- General Intelligence
- Posts
- [#24] Meta releases Llama 3.2, models for mobile & edge devices
[#24] Meta releases Llama 3.2, models for mobile & edge devices
Plus detecting cheating during exams with AI, AI2 releases open-source language models, mitigating hallucinations in vision language models, and zero-shot detection of AI images
New: I’m writing a new newsletter dedicated to AI in health and medicine. There is so much new research, it deserves a dedicated newsletter. Subscribe here.
Hello readers, in this issue we cover
Meta releases Llama 3.2 which includes lightweight models for mobile and edge devices
Duolingo researchers can detect cheating during online exams through AI-powered gaze-tracking
Allen Institute for AI (AI2) releases new open-source large vision models
Mitigating hallucinations in language vision models
Zero-shot detection of AI generated images
🦙 Meta releases Llama 3.2, LlamaStack, for mobile and edge devices
Meta released Llama 3.2 which includes small and medium-sized LLMs and lightweight text-only models that fit onto edge and mobile devices. These models support context lengths of 128K and intended for on-device use-cases such as summarization, instruction following, and running tasks.
Meta also announced Llamastack, a standardized interface for canonical toolchain components to customize Llama models and build agentic applications
👀 Duolingo detects cheating during online exams
Each frame of the test session is shown as a point in the gaze plot, and the position of each point represents the gaze direction in each frame
Researchers at Duolingo developed an AI-assisted gaze tracking system to detect when a user is looking away from the screen, as such behavior would indicate consulting external resources. Their systems allows proctors to identify frames in a recording that could be suspicious. For example, if a test-taker is looking away from the screen frequently, a proctor could playback the video to the point in time and identify the suspicious behavior.
🏔️ New open-source vision models from Allen Institute for AI
The Molmo architecture combines a language model with a vision encoder.
Researchers have developed a new set of open-source visual language models called Molmo, and the training data set called Pixmo. Unlike many top models that are private or rely on data from closed systems, Molmo is built from scratch using:
A new dataset of detailed image captions created by humans speaking about images
A mix of training data including Q&A and image pointing tasks
Careful design of the model architecture and training process
The best 72 billion parameter Molmo model performs well against both open and proprietary models on various tests. The team plans to release all their work - including model code, training data, and instructions - for others to use and build upon.

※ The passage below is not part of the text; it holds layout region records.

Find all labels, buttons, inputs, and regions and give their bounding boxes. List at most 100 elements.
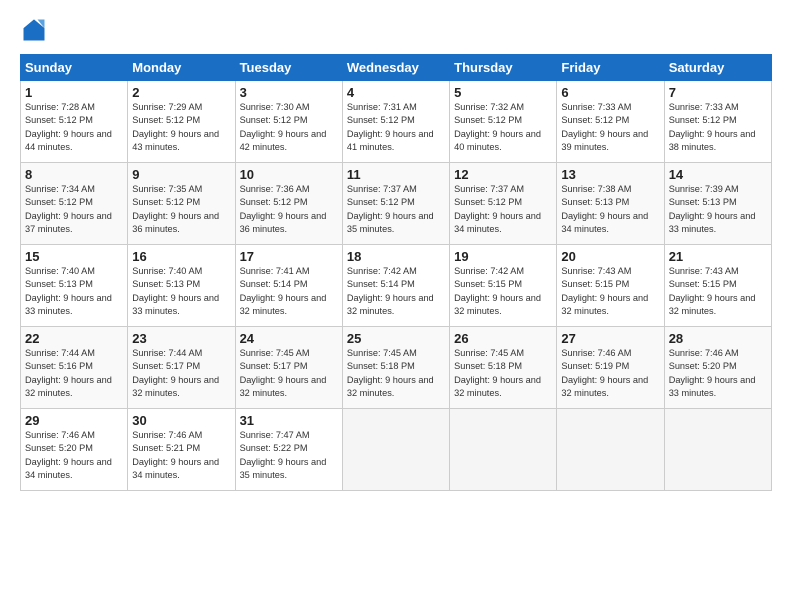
day-info: Sunrise: 7:31 AM Sunset: 5:12 PM Dayligh… [347, 101, 445, 154]
calendar-cell: 19 Sunrise: 7:42 AM Sunset: 5:15 PM Dayl… [450, 245, 557, 327]
day-number: 6 [561, 85, 659, 100]
calendar-cell: 13 Sunrise: 7:38 AM Sunset: 5:13 PM Dayl… [557, 163, 664, 245]
day-number: 13 [561, 167, 659, 182]
calendar-cell: 16 Sunrise: 7:40 AM Sunset: 5:13 PM Dayl… [128, 245, 235, 327]
calendar-cell: 9 Sunrise: 7:35 AM Sunset: 5:12 PM Dayli… [128, 163, 235, 245]
day-number: 20 [561, 249, 659, 264]
calendar-cell: 1 Sunrise: 7:28 AM Sunset: 5:12 PM Dayli… [21, 81, 128, 163]
calendar-week-row: 8 Sunrise: 7:34 AM Sunset: 5:12 PM Dayli… [21, 163, 772, 245]
day-info: Sunrise: 7:39 AM Sunset: 5:13 PM Dayligh… [669, 183, 767, 236]
day-info: Sunrise: 7:32 AM Sunset: 5:12 PM Dayligh… [454, 101, 552, 154]
day-info: Sunrise: 7:29 AM Sunset: 5:12 PM Dayligh… [132, 101, 230, 154]
calendar-cell: 15 Sunrise: 7:40 AM Sunset: 5:13 PM Dayl… [21, 245, 128, 327]
calendar-cell: 8 Sunrise: 7:34 AM Sunset: 5:12 PM Dayli… [21, 163, 128, 245]
calendar: SundayMondayTuesdayWednesdayThursdayFrid… [20, 54, 772, 491]
day-info: Sunrise: 7:33 AM Sunset: 5:12 PM Dayligh… [561, 101, 659, 154]
day-number: 27 [561, 331, 659, 346]
calendar-cell: 29 Sunrise: 7:46 AM Sunset: 5:20 PM Dayl… [21, 409, 128, 491]
calendar-week-row: 22 Sunrise: 7:44 AM Sunset: 5:16 PM Dayl… [21, 327, 772, 409]
calendar-cell [450, 409, 557, 491]
day-number: 12 [454, 167, 552, 182]
day-info: Sunrise: 7:44 AM Sunset: 5:16 PM Dayligh… [25, 347, 123, 400]
day-number: 8 [25, 167, 123, 182]
weekday-header: Wednesday [342, 55, 449, 81]
calendar-week-row: 29 Sunrise: 7:46 AM Sunset: 5:20 PM Dayl… [21, 409, 772, 491]
day-number: 15 [25, 249, 123, 264]
day-info: Sunrise: 7:44 AM Sunset: 5:17 PM Dayligh… [132, 347, 230, 400]
day-info: Sunrise: 7:46 AM Sunset: 5:21 PM Dayligh… [132, 429, 230, 482]
day-number: 23 [132, 331, 230, 346]
day-info: Sunrise: 7:42 AM Sunset: 5:14 PM Dayligh… [347, 265, 445, 318]
calendar-cell: 22 Sunrise: 7:44 AM Sunset: 5:16 PM Dayl… [21, 327, 128, 409]
day-number: 19 [454, 249, 552, 264]
calendar-cell: 7 Sunrise: 7:33 AM Sunset: 5:12 PM Dayli… [664, 81, 771, 163]
day-info: Sunrise: 7:46 AM Sunset: 5:19 PM Dayligh… [561, 347, 659, 400]
calendar-cell: 17 Sunrise: 7:41 AM Sunset: 5:14 PM Dayl… [235, 245, 342, 327]
calendar-cell: 12 Sunrise: 7:37 AM Sunset: 5:12 PM Dayl… [450, 163, 557, 245]
calendar-cell [557, 409, 664, 491]
day-info: Sunrise: 7:37 AM Sunset: 5:12 PM Dayligh… [347, 183, 445, 236]
calendar-cell: 25 Sunrise: 7:45 AM Sunset: 5:18 PM Dayl… [342, 327, 449, 409]
day-info: Sunrise: 7:45 AM Sunset: 5:18 PM Dayligh… [454, 347, 552, 400]
calendar-cell: 23 Sunrise: 7:44 AM Sunset: 5:17 PM Dayl… [128, 327, 235, 409]
day-info: Sunrise: 7:43 AM Sunset: 5:15 PM Dayligh… [669, 265, 767, 318]
day-info: Sunrise: 7:42 AM Sunset: 5:15 PM Dayligh… [454, 265, 552, 318]
day-info: Sunrise: 7:30 AM Sunset: 5:12 PM Dayligh… [240, 101, 338, 154]
day-number: 9 [132, 167, 230, 182]
day-info: Sunrise: 7:45 AM Sunset: 5:18 PM Dayligh… [347, 347, 445, 400]
calendar-cell: 30 Sunrise: 7:46 AM Sunset: 5:21 PM Dayl… [128, 409, 235, 491]
day-number: 31 [240, 413, 338, 428]
calendar-week-row: 1 Sunrise: 7:28 AM Sunset: 5:12 PM Dayli… [21, 81, 772, 163]
day-number: 28 [669, 331, 767, 346]
day-info: Sunrise: 7:45 AM Sunset: 5:17 PM Dayligh… [240, 347, 338, 400]
logo-icon [20, 16, 48, 44]
day-info: Sunrise: 7:28 AM Sunset: 5:12 PM Dayligh… [25, 101, 123, 154]
day-info: Sunrise: 7:37 AM Sunset: 5:12 PM Dayligh… [454, 183, 552, 236]
day-info: Sunrise: 7:41 AM Sunset: 5:14 PM Dayligh… [240, 265, 338, 318]
day-number: 25 [347, 331, 445, 346]
day-number: 24 [240, 331, 338, 346]
day-info: Sunrise: 7:33 AM Sunset: 5:12 PM Dayligh… [669, 101, 767, 154]
calendar-header-row: SundayMondayTuesdayWednesdayThursdayFrid… [21, 55, 772, 81]
calendar-cell: 4 Sunrise: 7:31 AM Sunset: 5:12 PM Dayli… [342, 81, 449, 163]
header [20, 16, 772, 44]
day-info: Sunrise: 7:34 AM Sunset: 5:12 PM Dayligh… [25, 183, 123, 236]
calendar-cell [342, 409, 449, 491]
weekday-header: Monday [128, 55, 235, 81]
calendar-cell: 21 Sunrise: 7:43 AM Sunset: 5:15 PM Dayl… [664, 245, 771, 327]
calendar-cell: 5 Sunrise: 7:32 AM Sunset: 5:12 PM Dayli… [450, 81, 557, 163]
day-number: 16 [132, 249, 230, 264]
calendar-cell: 26 Sunrise: 7:45 AM Sunset: 5:18 PM Dayl… [450, 327, 557, 409]
calendar-cell: 14 Sunrise: 7:39 AM Sunset: 5:13 PM Dayl… [664, 163, 771, 245]
day-number: 14 [669, 167, 767, 182]
calendar-cell: 6 Sunrise: 7:33 AM Sunset: 5:12 PM Dayli… [557, 81, 664, 163]
calendar-cell: 3 Sunrise: 7:30 AM Sunset: 5:12 PM Dayli… [235, 81, 342, 163]
calendar-cell: 24 Sunrise: 7:45 AM Sunset: 5:17 PM Dayl… [235, 327, 342, 409]
day-number: 30 [132, 413, 230, 428]
calendar-cell: 11 Sunrise: 7:37 AM Sunset: 5:12 PM Dayl… [342, 163, 449, 245]
day-info: Sunrise: 7:46 AM Sunset: 5:20 PM Dayligh… [25, 429, 123, 482]
calendar-cell [664, 409, 771, 491]
calendar-cell: 27 Sunrise: 7:46 AM Sunset: 5:19 PM Dayl… [557, 327, 664, 409]
weekday-header: Sunday [21, 55, 128, 81]
weekday-header: Thursday [450, 55, 557, 81]
day-number: 7 [669, 85, 767, 100]
day-info: Sunrise: 7:47 AM Sunset: 5:22 PM Dayligh… [240, 429, 338, 482]
day-number: 29 [25, 413, 123, 428]
day-info: Sunrise: 7:43 AM Sunset: 5:15 PM Dayligh… [561, 265, 659, 318]
day-info: Sunrise: 7:36 AM Sunset: 5:12 PM Dayligh… [240, 183, 338, 236]
calendar-cell: 18 Sunrise: 7:42 AM Sunset: 5:14 PM Dayl… [342, 245, 449, 327]
calendar-cell: 31 Sunrise: 7:47 AM Sunset: 5:22 PM Dayl… [235, 409, 342, 491]
day-number: 22 [25, 331, 123, 346]
page: SundayMondayTuesdayWednesdayThursdayFrid… [0, 0, 792, 612]
day-number: 2 [132, 85, 230, 100]
day-info: Sunrise: 7:46 AM Sunset: 5:20 PM Dayligh… [669, 347, 767, 400]
day-info: Sunrise: 7:40 AM Sunset: 5:13 PM Dayligh… [132, 265, 230, 318]
day-number: 4 [347, 85, 445, 100]
weekday-header: Friday [557, 55, 664, 81]
weekday-header: Tuesday [235, 55, 342, 81]
day-number: 11 [347, 167, 445, 182]
day-number: 3 [240, 85, 338, 100]
day-number: 17 [240, 249, 338, 264]
day-info: Sunrise: 7:38 AM Sunset: 5:13 PM Dayligh… [561, 183, 659, 236]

This research aims to advance open-source AI capabilities in understanding and working with both images and text.
👴🏼 Mitigating Hallucinations in Vision Language Models
This paper introduces, a new approach to reduce hallucinations in Large Vision-Language Models (LVLMs), called Dentist. Some key points include:
Hallucination is a common issue in LVLMs, causing inconsistencies between generated text and image content.
Current solutions don't effectively address various query types and their associated hallucinations.
Dentist's approach:
Classifies queries (e.g., into perception or reasoning categories)
Applies different hallucination reduction methods based on the query type
The process is compared to a dentist examining teeth before treatment.
In experiments, Dentist improved accuracy on perception-based visual question answering tasks:
13.44% improvement over InstructBLIP
10.2% improvement over LLaVA
15.8% improvement over VisualGLM
The goal is to provide a more effective and flexible way to reduce hallucinations in LVLMs across different types of queries.
🏀 Zero-shot detection of AI generated images
This paper introduces ZED (Zero-shot Entropy-based Detector), a novel method for detecting AI-generated images. As AI architectures rapidly advance, traditional detection methods struggle to keep up with the constant stream of new models and improved image quality.
ZED addresses this challenge by taking a fundamentally different approach. Unlike conventional detectors, ZED doesn't require training on AI-generated images or knowledge of specific generative architectures. Instead, it measures how "surprising" an image is compared to a model of real images, using a lossless image encoder to estimate pixel probabilities.
The detector employs a multi-resolution architecture for efficiency and relies on a single discriminative feature. This approach allows ZED to be independent of generator architectures and eliminates the need for synthetic training data. In tests across a wide variety of generative models, ZED achieved state-of-the-art performance, with an average improvement of over 3% in accuracy compared to previous methods. The creators have made the code publicly available on Github
🤯 Today I Learned
Every issue, we highlight new AI concepts and terminology to help educate our readers. This issue we learned about:
Zero-shot
Zero-shot learning is a machine learning approach where a model can recognize or classify things it hasn't been explicitly trained on. It leverages knowledge from seen classes to generalize to unseen ones, often using semantic relationships or attributes. This allows AI systems to handle new tasks or categories without additional training.
CLIP
CLIP (Contrastive Language-Image Pre-training) is a neural network model developed by OpenAI. It's trained on a large dataset of image-text pairs to understand and connect visual and textual information. CLIP can perform various tasks like image classification and text-based image retrieval without specific training for each task, making it highly versatile for visual and language understanding.